To answer these questions, we expect to achieve the following goals:
- G1: Design and extract QTAIM-based multi-granularity descriptors of high relevance to the questions.
- G2: Develop novel graph- and / or attention-based models for the designed descriptors.
- G3: Design loss functions able to fuse the multi-granularity information.
- G4: Evaluate and compare the performance of the proposed methods against the baselines. Reporting metrics such as energy MAE.
- G5: Communicate with chemists for further understanding and evaluation of the models from chemistry point of view.
Approach / Methods
- Analyze the data provided via chemists, extracting relevant information from raw datasets to design and construct innovative descriptors.

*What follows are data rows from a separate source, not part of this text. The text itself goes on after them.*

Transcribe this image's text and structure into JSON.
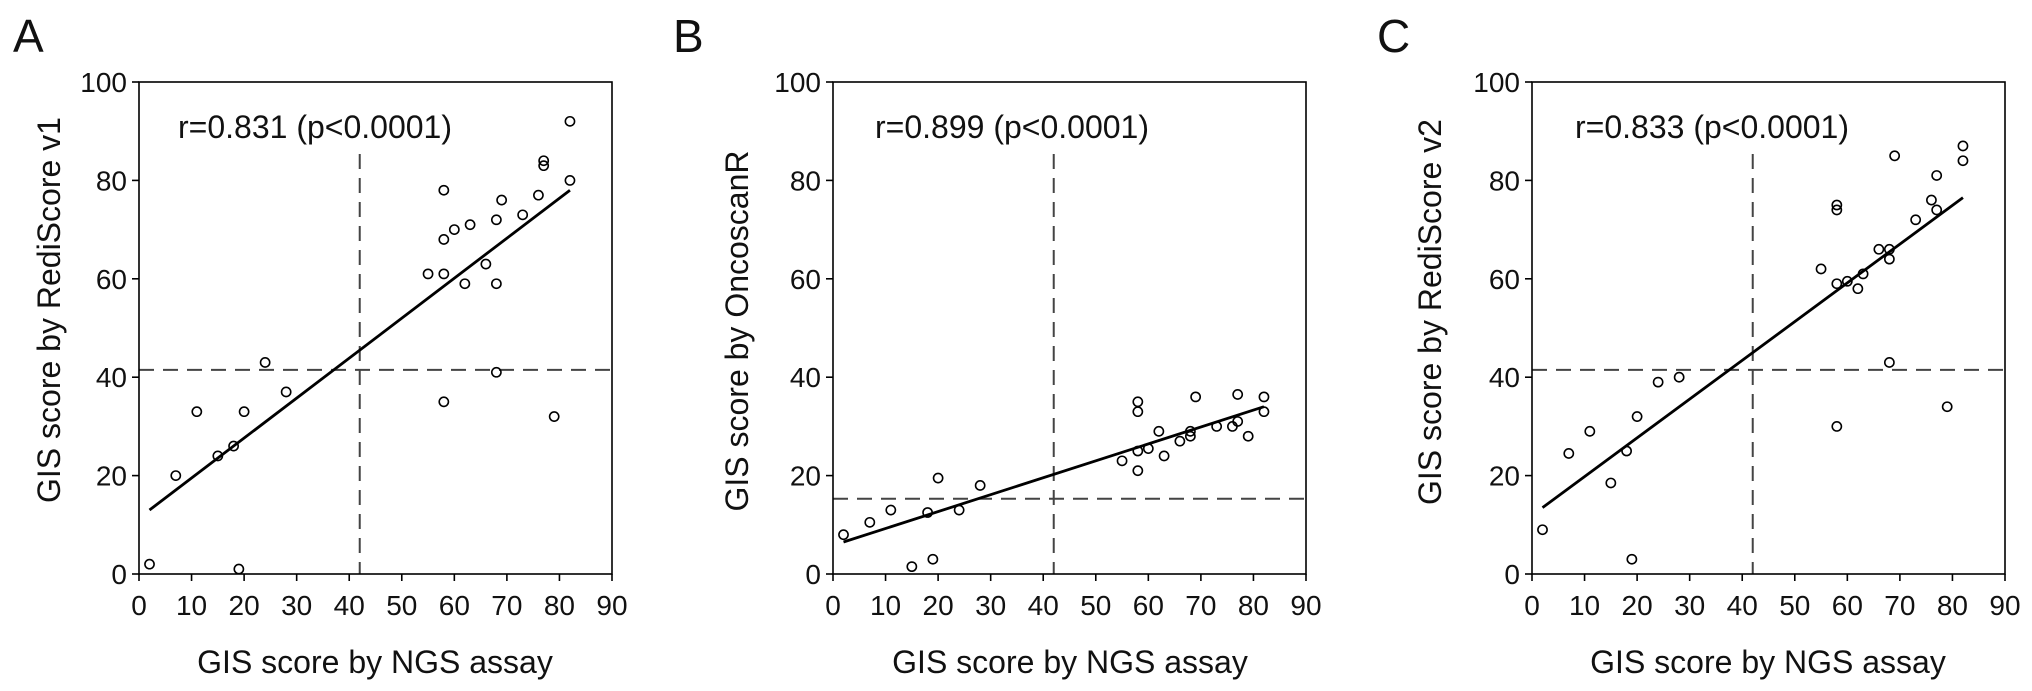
{
  "chart_data": [
    {
      "type": "scatter",
      "panel_label": "A",
      "annotation": "r=0.831 (p<0.0001)",
      "xlabel": "GIS score by NGS assay",
      "ylabel": "GIS score by RediScore v1",
      "xlim": [
        0,
        90
      ],
      "ylim": [
        0,
        100
      ],
      "xticks": [
        0,
        10,
        20,
        30,
        40,
        50,
        60,
        70,
        80,
        90
      ],
      "yticks": [
        0,
        20,
        40,
        60,
        80,
        100
      ],
      "grid": false,
      "x": [
        2,
        7,
        11,
        15,
        18,
        19,
        20,
        24,
        28,
        55,
        58,
        58,
        58,
        58,
        60,
        62,
        63,
        66,
        68,
        68,
        68,
        69,
        73,
        76,
        77,
        77,
        79,
        82,
        82
      ],
      "y": [
        2,
        20,
        33,
        24,
        26,
        1,
        33,
        43,
        37,
        61,
        78,
        68,
        61,
        35,
        70,
        59,
        71,
        63,
        72,
        59,
        41,
        76,
        73,
        77,
        84,
        83,
        32,
        92,
        80
      ],
      "fit_line": {
        "x": [
          2,
          82
        ],
        "y": [
          13,
          78
        ]
      },
      "reference_lines": {
        "x": 42,
        "y": 41.5
      }
    },
    {
      "type": "scatter",
      "panel_label": "B",
      "annotation": "r=0.899 (p<0.0001)",
      "xlabel": "GIS score by NGS assay",
      "ylabel": "GIS score by OncoscanR",
      "xlim": [
        0,
        90
      ],
      "ylim": [
        0,
        100
      ],
      "xticks": [
        0,
        10,
        20,
        30,
        40,
        50,
        60,
        70,
        80,
        90
      ],
      "yticks": [
        0,
        20,
        40,
        60,
        80,
        100
      ],
      "grid": false,
      "x": [
        2,
        7,
        11,
        15,
        18,
        19,
        20,
        24,
        28,
        55,
        58,
        58,
        58,
        58,
        60,
        62,
        63,
        66,
        68,
        68,
        69,
        73,
        76,
        77,
        77,
        79,
        82,
        82
      ],
      "y": [
        8,
        10.5,
        13,
        1.5,
        12.5,
        3,
        19.5,
        13,
        18,
        23,
        35,
        33,
        25,
        21,
        25.5,
        29,
        24,
        27,
        29,
        28,
        36,
        30,
        30,
        36.5,
        31,
        28,
        36,
        33
      ],
      "fit_line": {
        "x": [
          2,
          82
        ],
        "y": [
          6.5,
          34
        ]
      },
      "reference_lines": {
        "x": 42,
        "y": 15.3
      }
    },
    {
      "type": "scatter",
      "panel_label": "C",
      "annotation": "r=0.833 (p<0.0001)",
      "xlabel": "GIS score by NGS assay",
      "ylabel": "GIS score by RediScore v2",
      "xlim": [
        0,
        90
      ],
      "ylim": [
        0,
        100
      ],
      "xticks": [
        0,
        10,
        20,
        30,
        40,
        50,
        60,
        70,
        80,
        90
      ],
      "yticks": [
        0,
        20,
        40,
        60,
        80,
        100
      ],
      "grid": false,
      "x": [
        2,
        7,
        11,
        15,
        18,
        19,
        20,
        24,
        28,
        55,
        58,
        58,
        58,
        58,
        60,
        62,
        63,
        66,
        68,
        68,
        68,
        69,
        73,
        76,
        77,
        77,
        79,
        82,
        82
      ],
      "y": [
        9,
        24.5,
        29,
        18.5,
        25,
        3,
        32,
        39,
        40,
        62,
        75,
        74,
        59,
        30,
        59.5,
        58,
        61,
        66,
        66,
        64,
        43,
        85,
        72,
        76,
        81,
        74,
        34,
        87,
        84
      ],
      "fit_line": {
        "x": [
          2,
          82
        ],
        "y": [
          13.5,
          76.5
        ]
      },
      "reference_lines": {
        "x": 42,
        "y": 41.5
      }
    }
  ],
  "colors": {
    "markers": "#000000",
    "fit_line": "#000000",
    "reference_lines": "#444444",
    "text": "#111111"
  }
}
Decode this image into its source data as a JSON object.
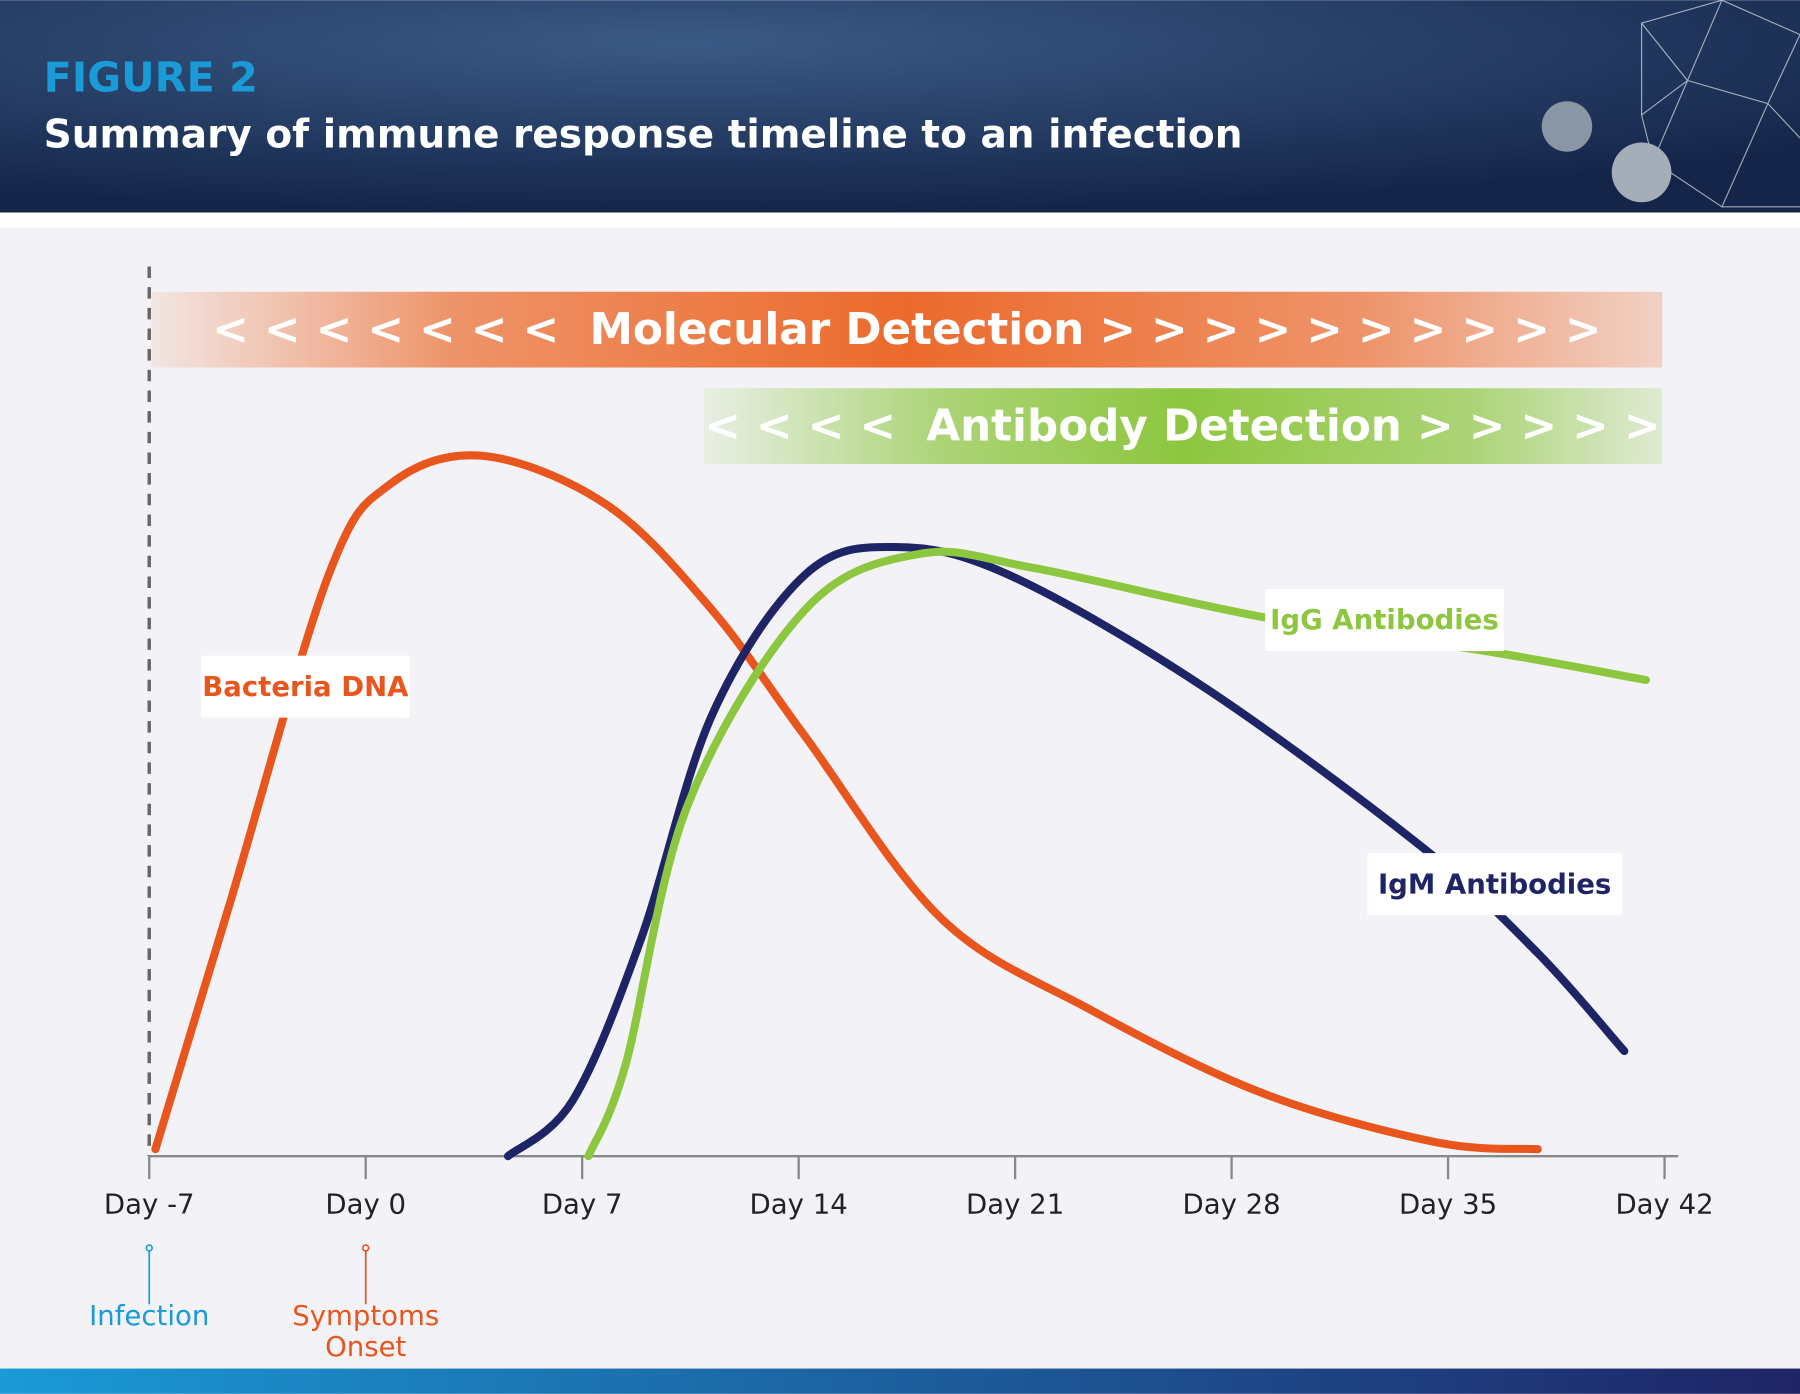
{
  "header": {
    "figure": "FIGURE 2",
    "title": "Summary of immune response timeline to an infection"
  },
  "chart_data": {
    "type": "line",
    "xlim": [
      -7,
      42
    ],
    "ylim": [
      0,
      100
    ],
    "xticks": [
      {
        "value": -7,
        "label": "Day -7"
      },
      {
        "value": 0,
        "label": "Day 0"
      },
      {
        "value": 7,
        "label": "Day 7"
      },
      {
        "value": 14,
        "label": "Day 14"
      },
      {
        "value": 21,
        "label": "Day 21"
      },
      {
        "value": 28,
        "label": "Day 28"
      },
      {
        "value": 35,
        "label": "Day 35"
      },
      {
        "value": 42,
        "label": "Day 42"
      }
    ],
    "bands": [
      {
        "label": "< < < < < < <  Molecular Detection > > > > > > > > > >",
        "color": "#ec6a2c"
      },
      {
        "label": "< < < <  Antibody Detection > > > > >",
        "color": "#8dc63f"
      }
    ],
    "series": [
      {
        "name": "Bacteria DNA",
        "color": "#e8561e",
        "x": [
          -6.8,
          -4.4,
          -1.2,
          0.8,
          3.8,
          7.8,
          11.2,
          14.2,
          18.6,
          23.4,
          29,
          34.6,
          37.9
        ],
        "values": [
          1,
          36,
          83,
          96,
          100,
          93,
          78,
          60,
          34,
          21,
          9,
          2,
          1
        ]
      },
      {
        "name": "IgM Antibodies",
        "color": "#1f2466",
        "x": [
          4.6,
          6.7,
          8.9,
          11.2,
          14.2,
          17.1,
          20.8,
          27.1,
          34.2,
          37.9,
          40.7
        ],
        "values": [
          0,
          8,
          31,
          63,
          83,
          87,
          83,
          67,
          44,
          29,
          15
        ]
      },
      {
        "name": "IgG Antibodies",
        "color": "#8dc63f",
        "x": [
          7.2,
          8.4,
          10.4,
          14.2,
          17.9,
          21.6,
          29,
          36.4,
          41.4
        ],
        "values": [
          0,
          13,
          50,
          78,
          86,
          84,
          77,
          72,
          68
        ]
      }
    ],
    "markers": [
      {
        "lines": [
          "Infection"
        ],
        "x": -7,
        "color": "#1a9ad6"
      },
      {
        "lines": [
          "Symptoms",
          "Onset"
        ],
        "x": 0,
        "color": "#e8561e"
      }
    ]
  }
}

- Survey the state-of-the-art graph-based machine learning that are relevant to molecular energy prediction
- Develop novel multi-scale GNN models and corresponding loss functions capable of handling multi-granularity energy descriptors, drawing inspiration from modern architectures such as AIMNet, PhysNet and 3d-equivariant GNNs.
- Collaborate with chemists to evaluate the models, validating the outputs and ensuring scientific relevance.
- Benchmark the designed descriptors and models against baselines, such as Coulomb matrix and vector-based approaches, respectively.
Expected Contributions / Outcomes
- Novel QTAIM-based multi-granularity descriptors for molecular energy prediction.
- A novel graph- and attention-based framework for molecular energy prediction that fuses the multi-granularity QTAIM energy information.
- A thorough experimental evaluation to access the proposal method, in terms of prediction accuracy, computational and resource efficiency, ablation studies, and benchmarking against state-of-the-art approaches.
- Reproducible code, model checkpoints, experimental settings, and results.
- A thesis and potentially a research paper submission.
Required Skills / Prerequisites
- Solid knowledge of statistics and machine learning, with an understanding of deep learning and graph neural networks being a plus.
- Strong programming skills, preferably in Python and PyTorch.
- Basic relevant chemical knowledge (e.g., molecular structures, quantum energy decomposition) or willingness to learn.
- Proficiency in English for effective communication and presentations at the research level.
Possible Extensions
- Benchmark SOTA transformer and LLM-based methods against the proposed architecture from two aspects: first, examine if these methods are practical in terms of prediction performance, efficiency, and explainability for the structure-energy mapping; second, explore the possibility of integrating ChemLLMs, such as those based on SMILES strings, with the proposed QTAIM-derived descriptors.
- Explore more efficient approaches by using QTAIM-informed training to instill physical priors, without introducing costly QTAIM descriptors during inference.
Further Reading / Starting Literature
- Tognetti, V., & Joubert, L. (2024). Exchange‐correlation effects in interatomic energies for pure density functionals and their application to the molecular energy prediction. Journal of Computational Chemistry, 45(27), 2270-2283.
- Zubatyuk, R., Smith, J. S., Leszczynski, J., & Isayev, O. (2019). Accurate and transferable multitask prediction of chemical properties with an atoms-in-molecules neural network. Science advances, 5(8), eaav6490
- Unke, O. T., & Meuwly, M. (2019). PhysNet: A neural network for predicting energies, forces, dipole moments, and partial charges. Journal of chemical theory and computation, 15(6), 3678-3693.
- Batzner, S., Musaelian, A., Sun, L., Geiger, M., Mailoa, J. P., Kornbluth, M., … & Kozinsky, B. (2022). E (3)-equivariant graph neural networks for data-efficient and accurate interatomic potentials. Nature communications, 13(1), 2453.